Aliança Evangélica declara apoio ao projeto 'Eleições Limpas'

Aliança Evangélica declara apoio ao projeto 'Eleições Limpas'

Atualizado: Sexta-feira, 12 Julho de 2013 as 10:23

A Aliança Evangélica anunciou apoio à campanha 'Eleições Limpas', liderada pelo MCCE - Movimento de Combate à Corrupção Eleitoral.
 
A campanha precisa coletar 1 milhão e 600 mil assinaturas até o fim deste mês de julho, para dar entrada em proposta de Reforma Política por iniciativa popular. 
 
Entre as mudanças com as Eleições Limpas estão a retirada de empresas do financiamento de campanhas; menos candidatos e mais propostas; e mais liberdade de expressão na internet.
 
No site da Aliança Evangélica foi publicada uma lista com algumas considerações sobre o apoio evangélico a 'Eleições Limpas'. Confira:
 
 
eleições limpas- Esta proposta trabalha com o que é necessário, possível, viável, alcançável agora, de modo prático e objetivo, sem idealizar para fora da realidade e possibilidades do Estado de Direito.
 
- Movimento “eleições limpas” está propondo projeto de lei popular. Não propõe plebiscito, referendo ou constituinte.
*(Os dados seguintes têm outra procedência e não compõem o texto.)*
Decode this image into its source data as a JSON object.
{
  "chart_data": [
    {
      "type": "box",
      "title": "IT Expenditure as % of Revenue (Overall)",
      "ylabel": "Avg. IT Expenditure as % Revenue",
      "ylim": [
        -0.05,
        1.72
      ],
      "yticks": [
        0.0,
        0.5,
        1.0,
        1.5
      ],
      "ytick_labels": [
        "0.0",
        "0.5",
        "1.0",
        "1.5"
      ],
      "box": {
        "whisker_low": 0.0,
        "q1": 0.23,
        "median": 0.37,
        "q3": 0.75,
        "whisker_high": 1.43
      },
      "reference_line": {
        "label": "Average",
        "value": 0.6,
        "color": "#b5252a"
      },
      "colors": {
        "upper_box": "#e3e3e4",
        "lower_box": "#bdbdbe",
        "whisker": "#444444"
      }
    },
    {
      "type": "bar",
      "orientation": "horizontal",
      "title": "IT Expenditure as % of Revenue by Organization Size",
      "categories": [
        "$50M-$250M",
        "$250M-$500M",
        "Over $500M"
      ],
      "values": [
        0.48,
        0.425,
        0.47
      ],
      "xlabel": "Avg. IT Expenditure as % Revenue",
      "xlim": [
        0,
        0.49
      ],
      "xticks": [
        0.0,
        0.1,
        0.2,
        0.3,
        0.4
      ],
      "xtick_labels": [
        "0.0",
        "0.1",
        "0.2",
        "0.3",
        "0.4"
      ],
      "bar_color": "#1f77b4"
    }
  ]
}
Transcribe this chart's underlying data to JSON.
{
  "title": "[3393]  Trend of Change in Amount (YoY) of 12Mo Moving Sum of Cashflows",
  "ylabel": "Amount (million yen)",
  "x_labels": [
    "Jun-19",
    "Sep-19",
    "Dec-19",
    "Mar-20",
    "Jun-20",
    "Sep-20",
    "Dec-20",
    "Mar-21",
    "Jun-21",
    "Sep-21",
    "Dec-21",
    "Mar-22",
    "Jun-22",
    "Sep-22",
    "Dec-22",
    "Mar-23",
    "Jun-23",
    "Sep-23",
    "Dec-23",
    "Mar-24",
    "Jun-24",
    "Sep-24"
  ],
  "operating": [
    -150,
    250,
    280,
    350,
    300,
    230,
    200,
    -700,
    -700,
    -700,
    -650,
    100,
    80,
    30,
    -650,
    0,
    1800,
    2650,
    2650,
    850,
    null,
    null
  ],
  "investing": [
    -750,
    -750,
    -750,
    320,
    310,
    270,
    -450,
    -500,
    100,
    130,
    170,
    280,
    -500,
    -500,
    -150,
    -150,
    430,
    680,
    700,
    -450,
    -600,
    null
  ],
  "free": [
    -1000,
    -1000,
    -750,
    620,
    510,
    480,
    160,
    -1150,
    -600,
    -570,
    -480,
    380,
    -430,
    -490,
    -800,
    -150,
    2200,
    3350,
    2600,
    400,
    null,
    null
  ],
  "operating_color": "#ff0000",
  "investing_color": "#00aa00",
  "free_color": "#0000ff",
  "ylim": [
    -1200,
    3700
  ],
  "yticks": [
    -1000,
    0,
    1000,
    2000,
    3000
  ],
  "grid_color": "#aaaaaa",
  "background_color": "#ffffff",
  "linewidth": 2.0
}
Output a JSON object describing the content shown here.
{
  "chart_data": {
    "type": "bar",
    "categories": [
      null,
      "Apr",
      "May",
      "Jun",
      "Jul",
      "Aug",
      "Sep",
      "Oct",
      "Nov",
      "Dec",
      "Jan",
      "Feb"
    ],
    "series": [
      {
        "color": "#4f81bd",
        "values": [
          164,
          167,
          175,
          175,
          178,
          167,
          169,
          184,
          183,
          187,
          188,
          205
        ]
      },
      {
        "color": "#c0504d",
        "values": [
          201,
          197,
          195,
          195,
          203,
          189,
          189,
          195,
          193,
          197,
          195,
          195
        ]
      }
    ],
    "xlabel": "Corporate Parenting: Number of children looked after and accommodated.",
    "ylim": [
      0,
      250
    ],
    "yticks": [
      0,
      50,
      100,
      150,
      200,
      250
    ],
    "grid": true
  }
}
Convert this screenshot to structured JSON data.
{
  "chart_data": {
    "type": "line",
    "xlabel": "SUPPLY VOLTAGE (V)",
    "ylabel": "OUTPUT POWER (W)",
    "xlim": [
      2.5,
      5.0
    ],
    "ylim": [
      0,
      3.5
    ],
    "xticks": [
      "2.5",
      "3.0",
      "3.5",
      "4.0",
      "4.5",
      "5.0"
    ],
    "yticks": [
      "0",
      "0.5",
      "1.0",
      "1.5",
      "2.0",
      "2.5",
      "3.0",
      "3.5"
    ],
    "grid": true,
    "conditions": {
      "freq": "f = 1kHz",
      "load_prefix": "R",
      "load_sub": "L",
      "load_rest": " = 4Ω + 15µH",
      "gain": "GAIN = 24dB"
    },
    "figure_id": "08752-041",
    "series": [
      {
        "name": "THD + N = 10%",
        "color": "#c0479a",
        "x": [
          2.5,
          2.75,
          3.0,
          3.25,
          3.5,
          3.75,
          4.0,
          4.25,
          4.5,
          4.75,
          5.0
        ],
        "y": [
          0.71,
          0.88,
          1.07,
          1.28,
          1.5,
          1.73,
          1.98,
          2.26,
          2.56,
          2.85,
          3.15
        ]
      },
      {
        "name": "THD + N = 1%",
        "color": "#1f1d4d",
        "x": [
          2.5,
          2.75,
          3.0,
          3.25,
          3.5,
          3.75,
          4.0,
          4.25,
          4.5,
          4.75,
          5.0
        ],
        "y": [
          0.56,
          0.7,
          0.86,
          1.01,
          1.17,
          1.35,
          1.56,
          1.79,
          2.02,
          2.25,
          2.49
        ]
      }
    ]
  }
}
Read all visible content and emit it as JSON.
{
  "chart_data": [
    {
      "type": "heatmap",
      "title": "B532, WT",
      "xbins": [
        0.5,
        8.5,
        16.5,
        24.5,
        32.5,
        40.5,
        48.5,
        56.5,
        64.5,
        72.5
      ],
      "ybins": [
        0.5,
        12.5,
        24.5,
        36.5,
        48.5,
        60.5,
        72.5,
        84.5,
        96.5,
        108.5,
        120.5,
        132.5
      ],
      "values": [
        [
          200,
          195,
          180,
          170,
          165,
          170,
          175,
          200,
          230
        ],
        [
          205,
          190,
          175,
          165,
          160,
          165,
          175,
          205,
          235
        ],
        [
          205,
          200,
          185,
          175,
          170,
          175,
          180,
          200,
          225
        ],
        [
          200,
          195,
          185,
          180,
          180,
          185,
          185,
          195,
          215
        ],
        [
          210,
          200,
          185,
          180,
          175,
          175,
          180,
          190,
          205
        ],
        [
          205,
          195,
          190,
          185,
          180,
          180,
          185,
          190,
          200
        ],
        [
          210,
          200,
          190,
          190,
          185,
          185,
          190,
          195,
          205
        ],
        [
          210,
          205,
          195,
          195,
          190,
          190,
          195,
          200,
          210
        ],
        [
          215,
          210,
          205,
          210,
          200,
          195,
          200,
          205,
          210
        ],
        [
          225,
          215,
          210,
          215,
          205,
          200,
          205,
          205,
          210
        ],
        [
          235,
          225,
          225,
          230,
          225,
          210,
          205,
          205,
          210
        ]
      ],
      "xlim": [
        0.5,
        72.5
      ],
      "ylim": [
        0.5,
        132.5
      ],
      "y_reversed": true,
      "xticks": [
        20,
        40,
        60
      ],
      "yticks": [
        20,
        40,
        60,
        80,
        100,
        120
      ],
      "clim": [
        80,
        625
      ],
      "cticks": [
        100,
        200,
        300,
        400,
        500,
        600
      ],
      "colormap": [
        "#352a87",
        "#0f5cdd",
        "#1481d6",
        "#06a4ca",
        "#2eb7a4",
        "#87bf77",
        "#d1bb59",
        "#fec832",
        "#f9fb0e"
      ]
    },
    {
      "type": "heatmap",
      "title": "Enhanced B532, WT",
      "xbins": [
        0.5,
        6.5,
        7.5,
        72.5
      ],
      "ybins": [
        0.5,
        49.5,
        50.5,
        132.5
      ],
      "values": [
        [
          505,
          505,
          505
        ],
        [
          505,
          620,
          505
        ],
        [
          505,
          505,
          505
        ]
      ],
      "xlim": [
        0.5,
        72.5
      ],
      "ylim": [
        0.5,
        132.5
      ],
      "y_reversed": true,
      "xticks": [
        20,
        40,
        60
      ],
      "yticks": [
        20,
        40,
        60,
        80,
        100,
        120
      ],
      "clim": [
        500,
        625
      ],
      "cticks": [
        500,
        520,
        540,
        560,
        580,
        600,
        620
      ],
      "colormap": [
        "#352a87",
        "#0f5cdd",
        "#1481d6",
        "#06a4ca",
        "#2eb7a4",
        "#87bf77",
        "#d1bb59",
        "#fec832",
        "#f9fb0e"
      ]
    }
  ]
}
Estes três expedientes demandam muito mais tempo de realização e não alcança as próximas eleições.
 
- A mudança da legislação eleitoral (leis ordinárias) o que é mais simples e não depende de plebiscito, nem de mudança constitucional).
 
- Não apoiar iniciativas como esta implica em deixar as coisas como estão (não afirmar mudanças), beneficiando e mantendo atual sistema, em dissonância com o senso de justiça da sociedade como um todo.
 
- “Eleições Limpas” não muda o sistema proporcional para distrital (que seria matéria constitucional) – propõe sim a alteração dentro da legislação vigente no sentido das eleições proporcionais serem também em dois turnos (deputados e vereadores, quando for o caso) – primeiro se vota num partido e num segundo turno num candidato dentro de uma lista (elaborada a partir de eleições internas do partido), conforme as vagas obtidas pelo partido no primeiro turno.
 
- Mantém coligações, mas sem permitir o acumulo de verbas para campanhas (o que em tese favorece oposições) e fortalece partidos (perde mandato quem mudar de partido).
 
- Empresas não podem doar e há limites de verbas por candidatos (democratiza e dá oportunidades a candidatos que não representam o capital).
 
- Estimula a participação feminina.
 
- Torna mais transparente os gastos de campanha e prestação de contas, criminalizando e penalizando práticas “sujas” (antiéticas e antidemocráticas).
 
- Aprimora regulação da propaganda eleitoral, inclusive no uso da internet.
 
- Dispõe sobre o financiamento das campanhas eleitorais e o sistema das eleições proporcionais, alterando a Lei no 4.737, de 15 de julho de 1965 (Código Eleitoral), a Lei no 9.096, de 19 de setembro de 1995 (Lei dos Partidos Políticos), e a Lei no 9.504, de 30 de setembro de 1997 (Lei das Eleições), e sobre a forma de subscrição de eleitores a proposições legislativas de iniciativa popular, alterando a Lei no 9.709, de 18 de novembro de 1998. Esta Lei dispõe sobre ações e mecanismos que assegurem transparência no exercício do direito de voto, sobre financiamento democrático dos partidos e campanhas eleitorais, bem como sobre o controle social, a fiscalização e a prestação de contas nas eleições.